# Liberty Movement > Grassroots Central >  Backwards "L"

## mkeller

Could someone please post the R[EVOL]UTION thing where the L and E in Love are backwards?  I saw it in somebody's signature, but I can't remember who, and I can't find the backwards L in my character map.  Thanks!

(and sorry if this is the wrong place for this.  I couldn't find a more appropriate board)

----------


## Myerz

R[3VOl]UTION    ???  The best I can do with this font.

----------


## hillertexas

Welcome aboard, mkeller! 

Don't worry...we'll find it for ya.

----------


## karenflower

˩ <- here is the L! sorry i don't know how to do the e 

edit: here it is! ∃

----------


## mkeller

Thanks, but not quite.  The one I had in mind was all capital letters, and the "E" was actually a backwards "E", not a 3.  And it was the ordinary font - it just uses some of the non-keyboard characters.

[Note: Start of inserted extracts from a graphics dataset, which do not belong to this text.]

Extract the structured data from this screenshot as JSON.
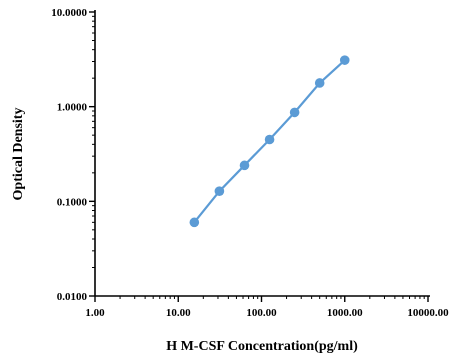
{
  "chart_data": {
    "type": "line",
    "xlabel": "H M-CSF Concentration(pg/ml)",
    "ylabel": "Optical Density",
    "x_scale": "log",
    "y_scale": "log",
    "xlim": [
      1,
      10000
    ],
    "ylim": [
      0.01,
      10
    ],
    "x_ticks": [
      1,
      10,
      100,
      1000,
      10000
    ],
    "x_tick_labels": [
      "1.00",
      "10.00",
      "100.00",
      "1000.00",
      "10000.00"
    ],
    "y_ticks": [
      0.01,
      0.1,
      1,
      10
    ],
    "y_tick_labels": [
      "0.0100",
      "0.1000",
      "1.0000",
      "10.0000"
    ],
    "grid": false,
    "series": [
      {
        "x": [
          15.6,
          31.2,
          62.5,
          125,
          250,
          500,
          1000
        ],
        "y": [
          0.06,
          0.128,
          0.24,
          0.45,
          0.87,
          1.78,
          3.1
        ],
        "color": "#5b9bd5"
      }
    ]
  }
}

EDIT: I was replying to Myerz.  And thanks!

----------


## Jeremy

r3VO˩ution

edit: idk, maybe google "alt symbols"

----------


## constitutional

R[∃vo˩]ution

----------


## mkeller

Great, Now I've got it:
*
R[ƎVO˩]UTION*

Thanks!  (And wow, the posts are just flying in this board!  Compared to some of the others. _The_ place to go for a quick answer. )

----------


## Myerz

> ˩ <- here is the L! sorry i don't know how to do the e 
> 
> edit: here it is! ∃



How did you do that?

----------


## mkeller

Hmm.  I'd like to have *R[ƎVO˩]UTION!* as my signature, but for some reason it doesn't show up.  I went to UserCP -> Edit Signature, and pasted it in, but it doesn't show beneath my posts.  It does remember that that is my sig, though, because when I go to edit my signature again, it shows it there.  What could be wrong?  (and yes, I have signatures turned on.  I can see everyone else's.)

EDIT: Shows up now.    I guess it just takes a while.  

EDIT2: And Myerz, the Ǝ shows up in my Ubuntu character map.  I don't think the ˩ does, though . . .

EDIT3: Just realized something - My earlier posts were set to be sigless, because I didn't have one.  That's why they don't have it, but this one does.

----------


## cicatrice

I just copy and pasted to get my current signature. ^_^

----------


## leglock

You both are missing the l.

Revolution

----------


## constitutional

¡uoıʇn[˩oʌɘ]ɹ

----------


## karenflower

> ¡uoıʇn[˩oʌɘ]ɹ


haha  rwned! 

Myerz, I just used the character map that I found on my mac

----------


## Sey.Naci

> How did you do that?


Yes, that's my question. I'm using a Mac (OS X). Are the backward E and L in a character map somewhere?

----------


## karenflower

Yes, in Mac OS X you have to go into System Preferences, click on International, and then the Input Menu tab.

Then select the boxes for Character Palette and Show input menu in menu bar (it's all very complex I know lol! I had to google for it)

And then there should be a flag at the top of the screen, and you can get to the character map that way. 

Hope it helps!

----------


## scbissler

*RON PAUL* *R**ƎVO˩**UTION*




This is my signature. I got it from someone here, can't remember who.

----------


## mkeller

Yeah, I think it may have been in your sig that I first saw it.

----------


## sgrooms

what is the alt code for the letters?

----------